Some time ago, I picked up the original scroll version of Jack Kerouac’s On the Road, “the legendary first draft – rougher, wilder, and racier than the 1957 edition,” as the front cover states. I’d like to say that I bought this particular edition because I wanted to glimpse the raw creative, literary genius of The Beat King. Truth be told, I was struggling to keep my one-year-old from pulling books off every shelf she could reach, so I quickly grabbed the first one I found that looked like the cheaper, paperback version.

The first hundred pages or so of this edition consists of introductory essays by academics. One essay by Penny Vlagopoulos, however, got my attention and actually convinced me to bypass the other essays and jump into the novel itself.

Here’s one quote from Vlagopoulos that I got particularly excited about:

“[Kerouac] understood how the radical potential of art becomes sanitized in shadow versions that distill the critiques behind the original creative articulations. . . Kerouac refused the rigidity and reductiveness of categories. On the Road asks that people find the beauty in failed journeys, in the discovery of personal excess, in feeling the sting of limits, but these are the boundaries around which humanness is constructed. Labels, on the other hand, can sometimes evacuate the presence of that which they attempt to contain.” (emphasis mine)

I find so many parallels here with current discussions in modern Christianity. Many leaders engaged in the battle for a proper definition of terms such as “missional” or “postmodern” or even “Evangelical” would do well to be reminded of that last statement about labels.

Beyond the labels being debated within the shrinking circles of Christian subculture, the persistent use of the term “faith-based” gets very problematic, often in ways that bring unnecessary limitations to the work of Christ-followers attempting to promote justice and social good in society.
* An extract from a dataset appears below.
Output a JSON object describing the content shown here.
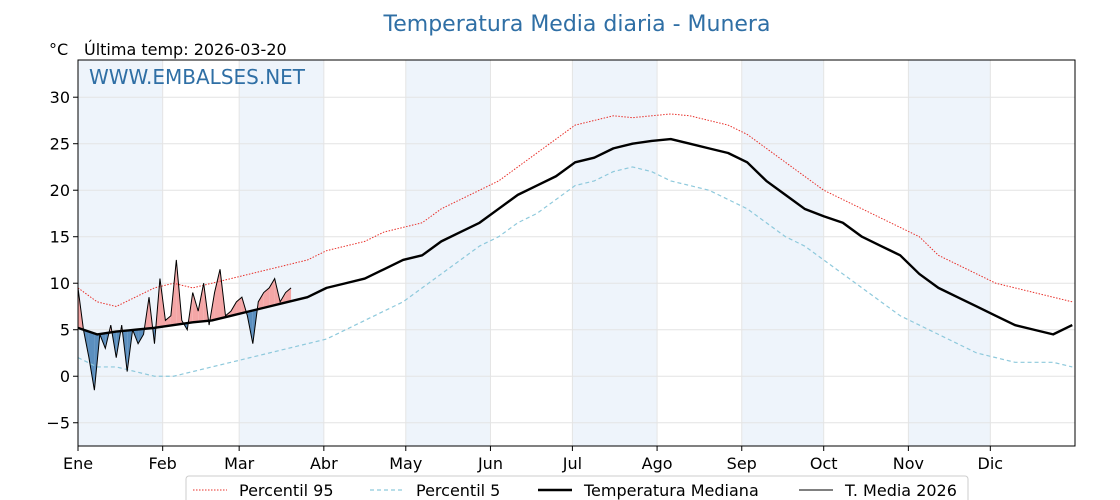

It begs the question(s) for those of us trying to be on mission with God outside of church programs: Is it necessary to label our efforts “faith-based” in order to stay true to our missionary calling in society? Or can we move ahead in our efforts to promote the transformational ways of the Kingdom in substance but drop the label?

Funny enough, in the U.S. this only seems to be an issue that confronts Christians in the nonprofit sector. Christians who are business owners are (mostly) NOT expected to call their businesses “faith-based,” even if they’re serious about their missionary calling as Christ-followers.

So what say you? Is the “faith-based” label necessary? If not how can we continue to be faithful to our missionary calling as Christ-followers without it?